Emotion et rage

Il y a là Vinz (Vincent Cassel), un apôtre de la haine comme méthode de survie, très fier d’avoir récupéré le pistolet perdu par un policier, Saïd (Saïd Taghmaoui), un petit délinquant, et Hubert, un jeune boxeur impliqué dans l’action associative pacifiste, désolé de voir la salle d’entraînement qu’il a créée complètement ravagée par les émeutiers.

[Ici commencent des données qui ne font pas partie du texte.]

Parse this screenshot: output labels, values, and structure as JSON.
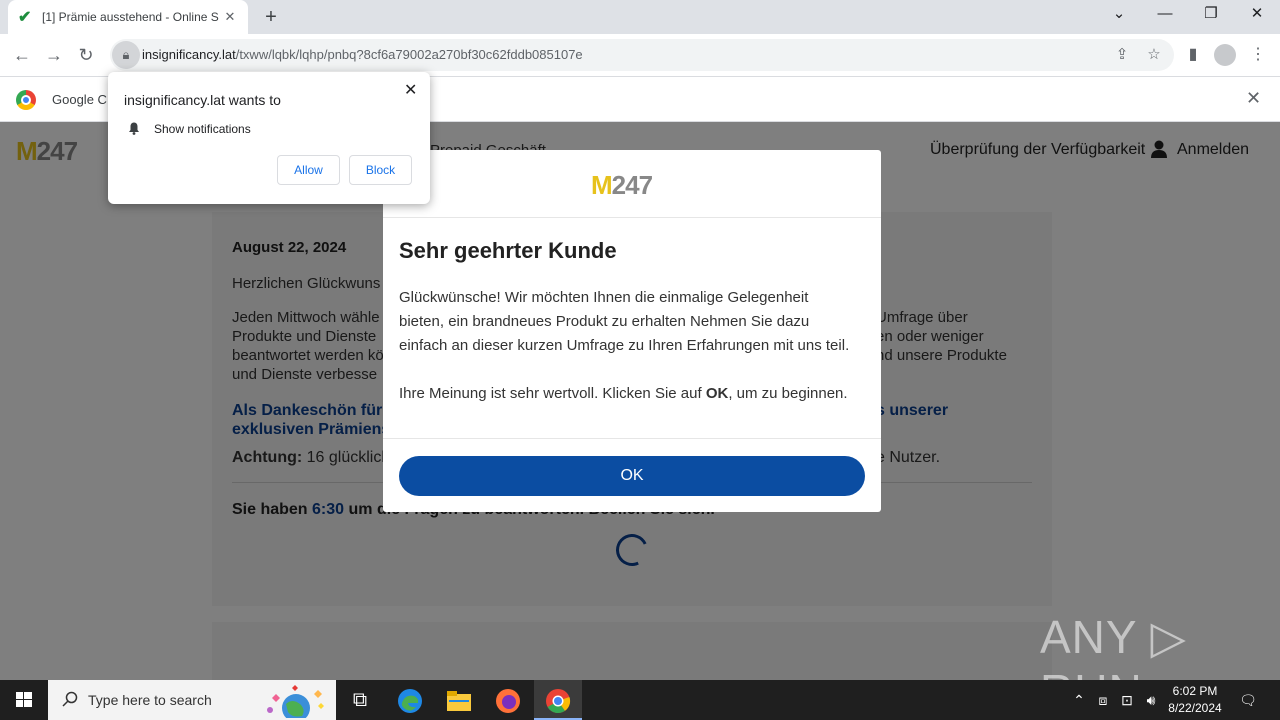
{
  "browser": {
    "tab_title": "[1] Prämie ausstehend - Online S",
    "url_domain": "insignificancy.lat",
    "url_path": "/txww/lqbk/lqhp/pnbq?8cf6a79002a270bf30c62fddb085107e",
    "infobar_text": "Google C"
  },
  "notification": {
    "title": "insignificancy.lat wants to",
    "permission": "Show notifications",
    "allow_label": "Allow",
    "block_label": "Block"
  },
  "site": {
    "logo_m": "M",
    "logo_num": "247",
    "nav_text": "Prepaid    Geschäft",
    "check_label": "Überprüfung der Verfügbarkeit",
    "login_label": "Anmelden",
    "date": "August 22, 2024",
    "greeting": "Herzlichen Glückwuns",
    "para_left_1": "Jeden Mittwoch wähle",
    "para_left_2": "Produkte und Dienste",
    "para_left_3": "beantwortet werden kö",
    "para_left_4": "und Dienste verbesse",
    "para_right_1": "Umfrage über",
    "para_right_2": "en oder weniger",
    "para_right_3": "nd unsere Produkte",
    "thanks_left_1": "Als Dankeschön für",
    "thanks_left_2": "exklusiven Prämiens",
    "thanks_right_1": "s unserer",
    "attention_label": "Achtung:",
    "attention_text": " 16 glücklich",
    "attention_right": "e Nutzer.",
    "timer_prefix": "Sie haben ",
    "timer_value": "6:30",
    "timer_suffix": " um die Fragen zu beantworten. Beeilen Sie sich."
  },
  "modal": {
    "logo_m": "M",
    "logo_num": "247",
    "title": "Sehr geehrter Kunde",
    "line1": "Glückwünsche! Wir möchten Ihnen die einmalige Gelegenheit",
    "line2": "bieten, ein brandneues Produkt zu erhalten Nehmen Sie dazu",
    "line3": "einfach an dieser kurzen Umfrage zu Ihren Erfahrungen mit uns teil.",
    "line4_pre": "Ihre Meinung ist sehr wertvoll. Klicken Sie auf ",
    "line4_bold": "OK",
    "line4_post": ", um zu beginnen.",
    "ok_label": "OK"
  },
  "watermark": "ANY ▷ RUN",
  "taskbar": {
    "search_placeholder": "Type here to search",
    "time": "6:02 PM",
    "date": "8/22/2024"
  },
  "colors": {
    "accent_blue": "#0b4da2",
    "logo_yellow": "#e7c21c"
  }
}
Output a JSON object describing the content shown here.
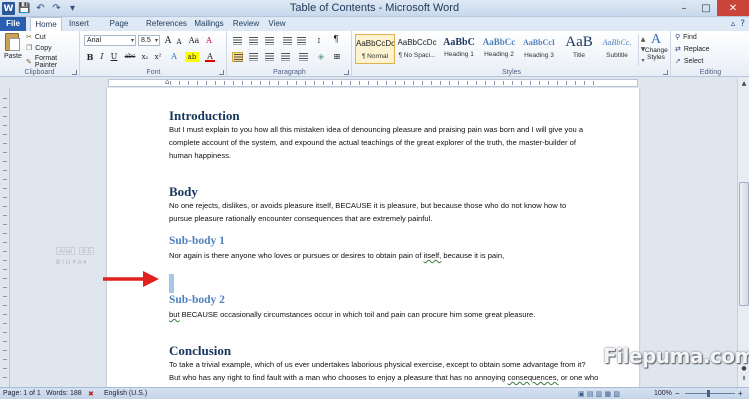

Pour récupérer cinq cents francs, le trio débarque à Paris, chez un cocaïnomane.
A leur sortie de l’immeuble, ils sont interpellés par des inspecteurs de police. Vinz parvient à prendre la fuite alors que ses amis subissent un interrogatoire humiliant dans un commissariat. Un peu plus tard, en rade sur un quai de gare, les trois banlieusards rebroussent chemin et errent dans Paris…
Ce matin sur Cinéstar 1 «La haine», à 7h35, drame français de Mathieu Kassovitz. (1995), en noir et blanc. Dans ce drame, Mathieu Kassovitz filme serré et en noir et blanc des personnages à vif. Certains l’ont accusé de mettre de l’huile sur le feu.
C’est tout le contraire. Bourré d’émotion autant que de rage, son film, le premier à décrire le malaise des banlieues, est d’abord un appel à la réconciliation.